Division of Reproductive Sciences, Department of Obstetrics, Gynecology and Reproductive Sciences, Yale School of Medicine, New Haven, CT, USA.
Department of Obstetrics and Gynecology, University of Helsinki and The Helsinki University Hospital, Helsinki, Finland.
Am J Reprod Immunol. 2020 Jan;83(1):e13195. doi: 10.1111/aji.13195. Epub 2019 Oct 20.
Embryo implantation and placentation require a careful immunological balance.
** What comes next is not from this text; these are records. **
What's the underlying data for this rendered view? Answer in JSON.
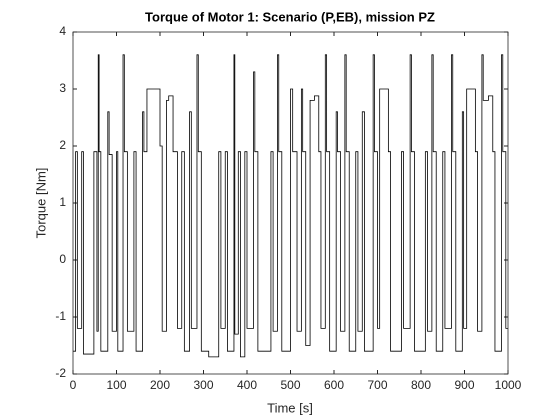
{
  "chart_data": {
    "type": "line",
    "title": "Torque of Motor 1: Scenario (P,EB), mission PZ",
    "xlabel": "Time [s]",
    "ylabel": "Torque [Nm]",
    "x": [
      0,
      6,
      6,
      10,
      10,
      20,
      20,
      24,
      24,
      48,
      48,
      55,
      55,
      58,
      58,
      60,
      60,
      64,
      64,
      80,
      80,
      83,
      83,
      90,
      90,
      100,
      100,
      103,
      103,
      115,
      115,
      118,
      118,
      125,
      125,
      140,
      140,
      145,
      145,
      160,
      160,
      163,
      163,
      170,
      170,
      200,
      200,
      205,
      205,
      215,
      215,
      220,
      220,
      230,
      230,
      240,
      240,
      250,
      250,
      256,
      256,
      268,
      268,
      272,
      272,
      285,
      285,
      288,
      288,
      295,
      295,
      312,
      312,
      335,
      335,
      340,
      340,
      350,
      350,
      355,
      355,
      370,
      370,
      372,
      372,
      380,
      380,
      385,
      385,
      395,
      395,
      400,
      400,
      415,
      415,
      418,
      418,
      425,
      425,
      455,
      455,
      460,
      460,
      470,
      470,
      473,
      473,
      480,
      480,
      500,
      500,
      505,
      505,
      515,
      515,
      525,
      525,
      528,
      528,
      535,
      535,
      545,
      545,
      555,
      555,
      565,
      565,
      570,
      570,
      580,
      580,
      583,
      583,
      590,
      590,
      605,
      605,
      608,
      608,
      615,
      615,
      625,
      625,
      628,
      628,
      635,
      635,
      650,
      650,
      655,
      655,
      665,
      665,
      670,
      670,
      690,
      690,
      693,
      693,
      700,
      700,
      705,
      705,
      725,
      725,
      730,
      730,
      755,
      755,
      760,
      760,
      775,
      775,
      778,
      778,
      785,
      785,
      810,
      810,
      815,
      815,
      825,
      825,
      828,
      828,
      835,
      835,
      850,
      850,
      855,
      855,
      870,
      870,
      873,
      873,
      880,
      880,
      895,
      895,
      898,
      898,
      905,
      905,
      925,
      925,
      930,
      930,
      940,
      940,
      943,
      943,
      955,
      955,
      965,
      965,
      970,
      970,
      985,
      985,
      988,
      988,
      995,
      995,
      1000
    ],
    "series": [
      {
        "name": "Torque",
        "color": "#000000",
        "values": [
          -1.6,
          -1.6,
          1.9,
          1.9,
          -1.2,
          -1.2,
          1.9,
          1.9,
          -1.65,
          -1.65,
          1.9,
          1.9,
          -1.25,
          -1.25,
          3.6,
          3.6,
          1.9,
          1.9,
          -1.6,
          -1.6,
          2.6,
          2.6,
          1.85,
          1.85,
          -1.25,
          -1.25,
          1.9,
          1.9,
          -1.6,
          -1.6,
          3.6,
          3.6,
          1.9,
          1.9,
          -1.25,
          -1.25,
          1.9,
          1.9,
          -1.6,
          -1.6,
          2.6,
          2.6,
          1.9,
          1.9,
          3.0,
          3.0,
          2.0,
          2.0,
          -1.25,
          -1.25,
          2.8,
          2.8,
          2.88,
          2.88,
          1.9,
          1.9,
          -1.2,
          -1.2,
          1.9,
          1.9,
          -1.6,
          -1.6,
          2.6,
          2.6,
          -1.2,
          -1.2,
          3.6,
          3.6,
          1.9,
          1.9,
          -1.6,
          -1.6,
          -1.7,
          -1.7,
          1.9,
          1.9,
          -1.2,
          -1.2,
          1.9,
          1.9,
          -1.6,
          -1.6,
          3.6,
          3.6,
          -1.3,
          -1.3,
          1.9,
          1.9,
          -1.7,
          -1.7,
          1.9,
          1.9,
          -1.2,
          -1.2,
          3.3,
          3.3,
          1.9,
          1.9,
          -1.6,
          -1.6,
          1.9,
          1.9,
          -1.25,
          -1.25,
          3.6,
          3.6,
          1.9,
          1.9,
          -1.6,
          -1.6,
          3.0,
          3.0,
          1.9,
          1.9,
          -1.25,
          -1.25,
          3.0,
          3.0,
          1.9,
          1.9,
          -1.5,
          -1.5,
          2.8,
          2.8,
          2.88,
          2.88,
          1.9,
          1.9,
          -1.2,
          -1.2,
          3.6,
          3.6,
          1.9,
          1.9,
          -1.6,
          -1.6,
          2.6,
          2.6,
          1.9,
          1.9,
          -1.25,
          -1.25,
          3.6,
          3.6,
          1.9,
          1.9,
          -1.6,
          -1.6,
          1.9,
          1.9,
          -1.25,
          -1.25,
          2.6,
          2.6,
          -1.6,
          -1.6,
          3.6,
          3.6,
          1.9,
          1.9,
          -1.2,
          -1.2,
          3.0,
          3.0,
          1.9,
          1.9,
          -1.6,
          -1.6,
          1.9,
          1.9,
          -1.2,
          -1.2,
          3.6,
          3.6,
          1.9,
          1.9,
          -1.6,
          -1.6,
          1.9,
          1.9,
          -1.25,
          -1.25,
          3.6,
          3.6,
          1.9,
          1.9,
          -1.6,
          -1.6,
          1.9,
          1.9,
          -1.2,
          -1.2,
          3.6,
          3.6,
          1.9,
          1.9,
          -1.6,
          -1.6,
          2.6,
          2.6,
          -1.2,
          -1.2,
          3.0,
          3.0,
          1.9,
          1.9,
          -1.25,
          -1.25,
          3.6,
          3.6,
          2.8,
          2.8,
          2.88,
          2.88,
          1.9,
          1.9,
          -1.6,
          -1.6,
          3.6,
          3.6,
          1.9,
          1.9,
          -1.2,
          -1.2
        ]
      }
    ],
    "xlim": [
      0,
      1000
    ],
    "xticks": [
      0,
      100,
      200,
      300,
      400,
      500,
      600,
      700,
      800,
      900,
      1000
    ],
    "ylim": [
      -2,
      4
    ],
    "yticks": [
      -2,
      -1,
      0,
      1,
      2,
      3,
      4
    ],
    "grid": false
  }
}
Cytokines such as IL-10 and TNFα have been implicated as markers of dysregulation, but have only been studied at a single time point or after a pregnancy loss. Our objective was to determine normative patterns of serum levels of IL-10 and TNFα and their ratio throughout the first trimester in healthy pregnancies and to determine if this pattern differs from pregnancy loss.
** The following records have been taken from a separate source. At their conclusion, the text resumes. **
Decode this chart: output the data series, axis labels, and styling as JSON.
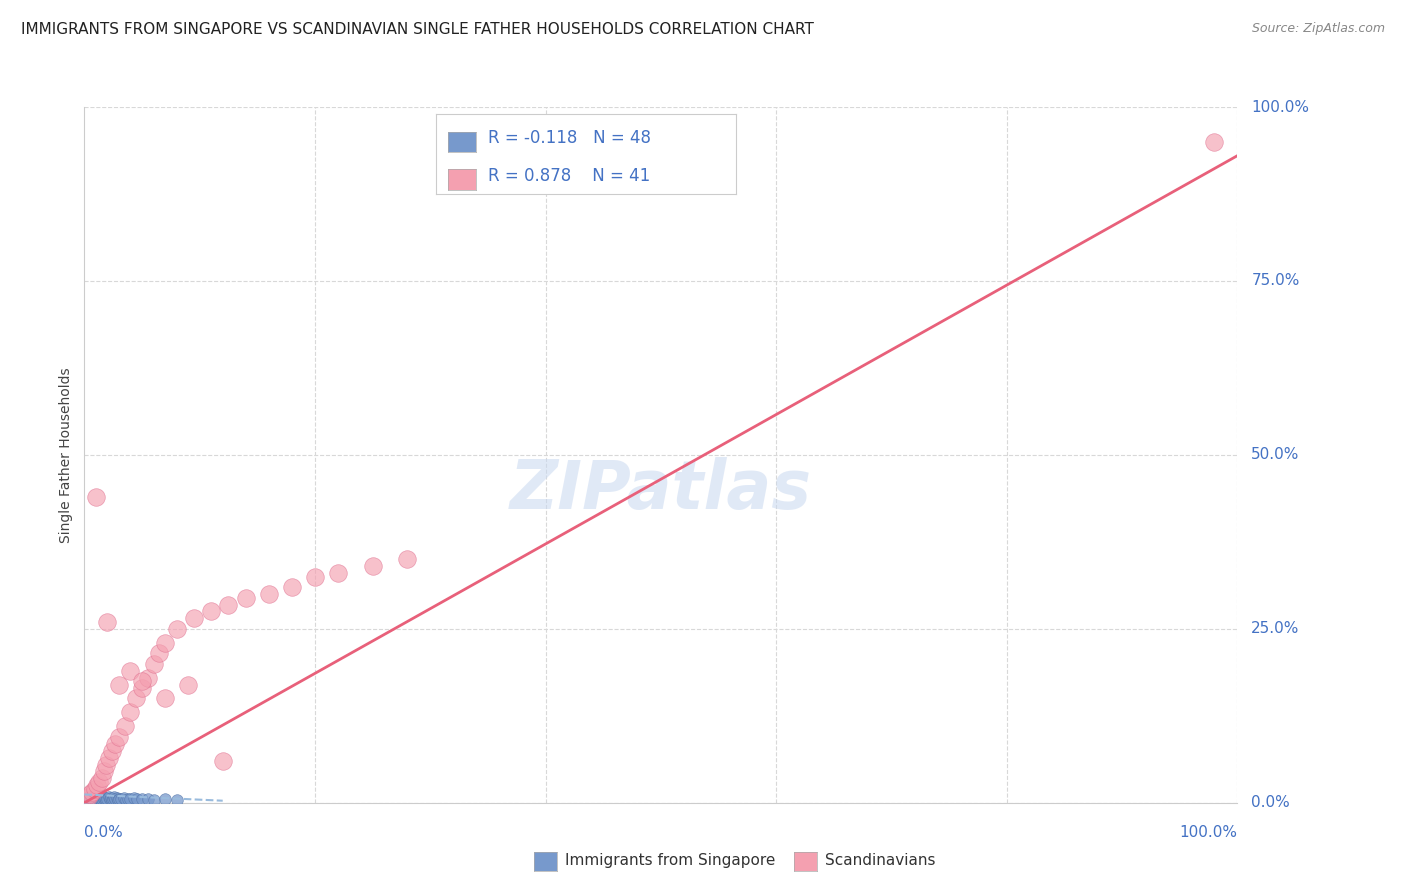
{
  "title": "IMMIGRANTS FROM SINGAPORE VS SCANDINAVIAN SINGLE FATHER HOUSEHOLDS CORRELATION CHART",
  "source": "Source: ZipAtlas.com",
  "ylabel": "Single Father Households",
  "watermark": "ZIPatlas",
  "watermark_color": "#c8d8f0",
  "background_color": "#ffffff",
  "grid_color": "#d8d8d8",
  "scatter_blue_color": "#7799cc",
  "scatter_blue_edge": "#5577aa",
  "scatter_pink_color": "#f4a0b0",
  "scatter_pink_edge": "#e07090",
  "trend_pink_color": "#e8607a",
  "trend_blue_color": "#99bbdd",
  "axis_color": "#4472c4",
  "legend_text_color": "#4472c4",
  "title_color": "#222222",
  "source_color": "#888888",
  "blue_scatter_x": [
    0.1,
    0.15,
    0.2,
    0.25,
    0.3,
    0.35,
    0.4,
    0.45,
    0.5,
    0.55,
    0.6,
    0.65,
    0.7,
    0.8,
    0.9,
    1.0,
    1.1,
    1.2,
    1.3,
    1.4,
    1.5,
    1.6,
    1.7,
    1.8,
    1.9,
    2.0,
    2.1,
    2.2,
    2.3,
    2.4,
    2.5,
    2.6,
    2.7,
    2.8,
    2.9,
    3.0,
    3.2,
    3.4,
    3.6,
    3.8,
    4.0,
    4.3,
    4.6,
    5.0,
    5.5,
    6.0,
    7.0,
    8.0
  ],
  "blue_scatter_y": [
    0.3,
    0.5,
    0.7,
    0.4,
    0.6,
    0.8,
    0.5,
    0.7,
    0.9,
    0.4,
    0.6,
    0.8,
    0.5,
    0.7,
    0.4,
    0.6,
    0.8,
    0.5,
    0.7,
    0.4,
    0.6,
    0.8,
    0.5,
    0.7,
    0.4,
    0.6,
    0.8,
    0.5,
    0.7,
    0.4,
    0.6,
    0.8,
    0.5,
    0.7,
    0.4,
    0.6,
    0.5,
    0.7,
    0.4,
    0.6,
    0.5,
    0.7,
    0.5,
    0.6,
    0.5,
    0.4,
    0.5,
    0.4
  ],
  "pink_scatter_x": [
    0.3,
    0.5,
    0.7,
    0.9,
    1.1,
    1.3,
    1.5,
    1.7,
    1.9,
    2.1,
    2.4,
    2.7,
    3.0,
    3.5,
    4.0,
    4.5,
    5.0,
    5.5,
    6.0,
    6.5,
    7.0,
    8.0,
    9.5,
    11.0,
    12.5,
    14.0,
    16.0,
    18.0,
    20.0,
    22.0,
    25.0,
    28.0,
    1.0,
    2.0,
    3.0,
    4.0,
    5.0,
    7.0,
    9.0,
    12.0,
    98.0
  ],
  "pink_scatter_y": [
    0.8,
    1.2,
    1.5,
    2.0,
    2.5,
    3.0,
    3.5,
    4.5,
    5.5,
    6.5,
    7.5,
    8.5,
    9.5,
    11.0,
    13.0,
    15.0,
    16.5,
    18.0,
    20.0,
    21.5,
    23.0,
    25.0,
    26.5,
    27.5,
    28.5,
    29.5,
    30.0,
    31.0,
    32.5,
    33.0,
    34.0,
    35.0,
    44.0,
    26.0,
    17.0,
    19.0,
    17.5,
    15.0,
    17.0,
    6.0,
    95.0
  ],
  "pink_line_x0": 0.0,
  "pink_line_y0": 0.0,
  "pink_line_x1": 100.0,
  "pink_line_y1": 93.0,
  "blue_line_x0": 0.0,
  "blue_line_y0": 1.2,
  "blue_line_x1": 12.0,
  "blue_line_y1": 0.3,
  "xlim": [
    0,
    100
  ],
  "ylim": [
    0,
    100
  ],
  "yticks": [
    0,
    25,
    50,
    75,
    100
  ],
  "ytick_labels": [
    "0.0%",
    "25.0%",
    "50.0%",
    "75.0%",
    "100.0%"
  ],
  "title_fontsize": 11,
  "source_fontsize": 9,
  "tick_fontsize": 11,
  "ylabel_fontsize": 10,
  "legend_fontsize": 12,
  "watermark_fontsize": 48
}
Two prospective longitudinal cohorts of gravidae including in vitro fertilization (IVF) and naturally conceived pregnancies with serial blood draws. Cytokines were assayed using Simple Plex. In the IVF cohort, we monitored from the implantation day up to 6 weeks of gestation; whereas in the naturally conceived cohort, sample collection began at 4 weeks and throughout the whole first trimester.
IL-10 concentrations in normal pregnancies were significantly higher than in pregnancies ending in a loss starting at 6-8 weeks of gestation, while TNFα concentrations were significantly lower in normal than in pregnancies ending in a loss starting at 3-5 of gestation weeks. The IL-10 to TNFα ratio in normal pregnancies was significantly higher from 4 to 9 weeks compared to pregnancies that were lost (t test, P < .05). Changes were observed before any symptoms of miscarriage were present.
We provide evidences of differences in early immunomodulation in healthy pregnancies vs those destined to end in first-trimester loss. The ratio of IL-10 to TNFα rises significantly higher in viable pregnancies as early as 4.5 weeks compared to pregnancies loss.
胚胎着床和胎盘形成需要精细的免疫平衡。细胞因子如 IL-10 和 TNFα 已被认为是失调的标志物,但仅在单一时间点或妊娠丢失后进行了研究。我们的目的是确定健康妊娠中血清 IL-10 和 TNFα 水平及其比值在整个孕早期的正常模式,并确定其模式是否与妊娠丢失不同。
包括体外受精(IVF)和自然受孕的两组前瞻性纵向孕妇队列,进行了连续采血。使用 Simple Plex 测定细胞因子。在 IVF 队列中,我们从着床日监测到妊娠 6 周;而在自然受孕的队列中,样本采集从第 4 周开始,并贯穿整个孕早期。
正常妊娠中的 IL-10 浓度从妊娠 6-8 周开始明显高于妊娠丢失,而 TNFα 浓度在正常妊娠中明显低于妊娠丢失,从妊娠 3-5 周开始。与妊娠丢失相比,正常妊娠中的 IL-10 与 TNFα 比值从第 4 周到第 9 周显著升高(t 检验,P < 0.05)。这些变化发生在任何流产症状出现之前。
我们提供了健康妊娠与注定在孕早期丢失的妊娠之间早期免疫调节差异的证据。与妊娠丢失相比,存活妊娠中 IL-10 与 TNFα 的比值早在第 4.5 周就显著升高。